You might look into this company. These lights have been around for decades. I have one I use for reading and checking print color. Works well. No eye strain. 96 CRI thereabouts. In order to maintain high color accuracy it’s best to change out the bulb(s) every couple years. Litho houses use these for judging press color. School classrooms claim 30% increase with student productivity. There’s data out there but I’m too lazy to go find it again.

Ott Lights

thank you for adding to my education about LED options

I looked at their bulbs, here is one at 5000k for $16 plus shipping, but I cant find the CRI specs
https://products.ottlite.com/p-480-85w-edison-base-led-bulb-60w-equivalent.aspx

and they dont offer Warm White

===

for $18 w free shipping, Im glad I ordered one of these 95 CRI warm white to test:

At this point, I don’t think there is an automatic or semiautomatic solution that is good enough for the criteria that I stated in the OP. There are many companies out there and there might be options, but these specifications aren’t mainstream, so they may be only accessible for the wealthy.

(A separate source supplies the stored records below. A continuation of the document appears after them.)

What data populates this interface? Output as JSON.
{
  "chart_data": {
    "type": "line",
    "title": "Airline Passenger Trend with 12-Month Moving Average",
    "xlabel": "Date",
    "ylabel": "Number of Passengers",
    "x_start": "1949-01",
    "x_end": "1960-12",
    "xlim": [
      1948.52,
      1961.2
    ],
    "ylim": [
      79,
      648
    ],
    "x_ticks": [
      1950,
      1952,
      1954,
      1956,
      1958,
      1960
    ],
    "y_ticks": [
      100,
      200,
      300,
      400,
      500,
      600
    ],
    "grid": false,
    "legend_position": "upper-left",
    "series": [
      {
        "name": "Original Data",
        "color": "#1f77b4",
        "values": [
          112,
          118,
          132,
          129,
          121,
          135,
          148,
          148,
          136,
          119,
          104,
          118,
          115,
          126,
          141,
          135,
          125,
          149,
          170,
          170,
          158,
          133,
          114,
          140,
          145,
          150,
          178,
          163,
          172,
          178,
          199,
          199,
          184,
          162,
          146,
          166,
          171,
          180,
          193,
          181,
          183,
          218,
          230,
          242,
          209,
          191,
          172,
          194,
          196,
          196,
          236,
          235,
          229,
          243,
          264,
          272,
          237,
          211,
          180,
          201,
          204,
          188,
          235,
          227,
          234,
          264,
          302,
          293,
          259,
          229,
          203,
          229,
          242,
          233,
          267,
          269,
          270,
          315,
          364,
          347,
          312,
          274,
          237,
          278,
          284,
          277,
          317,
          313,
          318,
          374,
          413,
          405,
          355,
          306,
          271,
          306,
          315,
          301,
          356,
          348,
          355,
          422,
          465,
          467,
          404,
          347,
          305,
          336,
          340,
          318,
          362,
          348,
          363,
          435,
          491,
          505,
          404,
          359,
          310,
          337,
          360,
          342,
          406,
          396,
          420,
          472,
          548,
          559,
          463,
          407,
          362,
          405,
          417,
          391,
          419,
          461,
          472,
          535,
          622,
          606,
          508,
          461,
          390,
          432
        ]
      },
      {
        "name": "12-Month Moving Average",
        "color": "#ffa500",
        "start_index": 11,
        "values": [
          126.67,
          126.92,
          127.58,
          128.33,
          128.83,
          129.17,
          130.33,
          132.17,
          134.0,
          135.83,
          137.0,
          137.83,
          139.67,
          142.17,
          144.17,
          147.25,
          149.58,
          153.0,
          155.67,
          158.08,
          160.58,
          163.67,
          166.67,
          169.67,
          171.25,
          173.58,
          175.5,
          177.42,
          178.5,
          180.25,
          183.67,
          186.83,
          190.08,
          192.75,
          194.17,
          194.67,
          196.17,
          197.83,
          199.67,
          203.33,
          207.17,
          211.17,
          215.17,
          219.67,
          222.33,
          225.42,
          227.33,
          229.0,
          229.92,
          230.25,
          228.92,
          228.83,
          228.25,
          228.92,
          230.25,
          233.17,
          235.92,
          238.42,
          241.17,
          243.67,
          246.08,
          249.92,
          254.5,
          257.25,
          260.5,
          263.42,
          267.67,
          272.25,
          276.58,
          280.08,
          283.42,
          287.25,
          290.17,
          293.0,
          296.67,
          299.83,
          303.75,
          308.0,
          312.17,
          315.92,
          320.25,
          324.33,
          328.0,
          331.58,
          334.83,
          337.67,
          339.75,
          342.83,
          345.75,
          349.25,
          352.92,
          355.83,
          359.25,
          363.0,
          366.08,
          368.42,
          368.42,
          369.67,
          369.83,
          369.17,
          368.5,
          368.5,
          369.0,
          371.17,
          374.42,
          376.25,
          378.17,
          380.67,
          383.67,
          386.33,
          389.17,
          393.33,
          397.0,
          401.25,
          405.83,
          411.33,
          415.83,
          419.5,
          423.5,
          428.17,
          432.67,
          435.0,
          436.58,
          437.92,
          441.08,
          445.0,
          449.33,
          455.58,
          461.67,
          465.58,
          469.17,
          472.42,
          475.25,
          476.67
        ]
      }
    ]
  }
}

So I will go with the strategy of just buying a good daytime bulb (5000-5500K, smooth spectrum, not lacking red wavelengths, zero flicker), and a good nighttime bulb to use after sunset (whose spectrum’s output is >560-580 nm, and zero flicker).

For the daytime, I will go for SunLike bulbs, as I couldn’t find anything better. They’re expensive, but I think they’re worth it and will last many years.

I’m still deciding whether to get 5000K or 5500K:

- The argument is that 5500K is better to entrain circadian rhythms during the day,

- But if you work close to a screen, which works by an RGB system, it will be emitting a blue peak without turquoise at about 450 nm.

- That means that if you use an ambient light of 5500K plus your screen close to you, then the actual spectrum your eyes are perceiving is too blueish.

- So it may be better, health-wise, to get 5000K bulbs, as everyone works around screens nowadays and that will “balance out” the spectrum that your eyes receive. I’ve seen that SunLikeLamps also sells two combinations of 5000K and 5600K CTL in a proportion of 60:40 or 60:40 that result in 5200K and 5300K, respectively. Those would work too. Personally, I’ll be deciding whether 5000K or 5200K.

- Now, regarding the model, light intensity is crucial to entrain circadian rhythms during the daytime. The perfect spectrum won’t matter if you only get a few lux with it. So I’ll choose a at least 15W bulb and will use 2 bulbs as ambient light in the ceiling lamp, plus 1 bulb in a desk lamp close to me (but as indirect light, with the bulb never in my field of vision). Of course, most of the time I seek sunlight and work close to a windows—nothing will ever beat natural light.

I’ll write tomorrow in regard to a good orange or red bulb for nighttime, but it’s not being easier to find.

I use the Fireflies NOV-MU with E21A 2000K every night. It is ultra high cri and emits the lowest blue wavelength I’ve ever measured. I also use the Clemence modded Skilhunt H04RC. Both are usb rechargeable and I leave them plugged in when running them at night.

Pero nada sera perfecto

You might try something like this Indoor growlight with remote

You can have a little plant buddy to live inside too if you want. You can just set the (only) red light to be on for 3 (or 6) hours a day for your sunset. Maybe turn on 1 hour before your other lights turn off.

There are lots of versions of these in many shapes and form factors. For ease, this is a screw in bulb.

I haven’t used this one, but I imagine it will last longer just using red at maybe 14-22 watts of power.

Edit: The linked light has clones sold under different names. They have a typo. It has 28 red (620/660nm), 18 blue, 18 warm white (~1.8-2K) diodes.

This meets your requirements (& of NIH study) if you want no blue or green at sunset.

I use a D4V2 with the 200k e21a emitters as my nightstand light. Does the job very well, great for candle mode.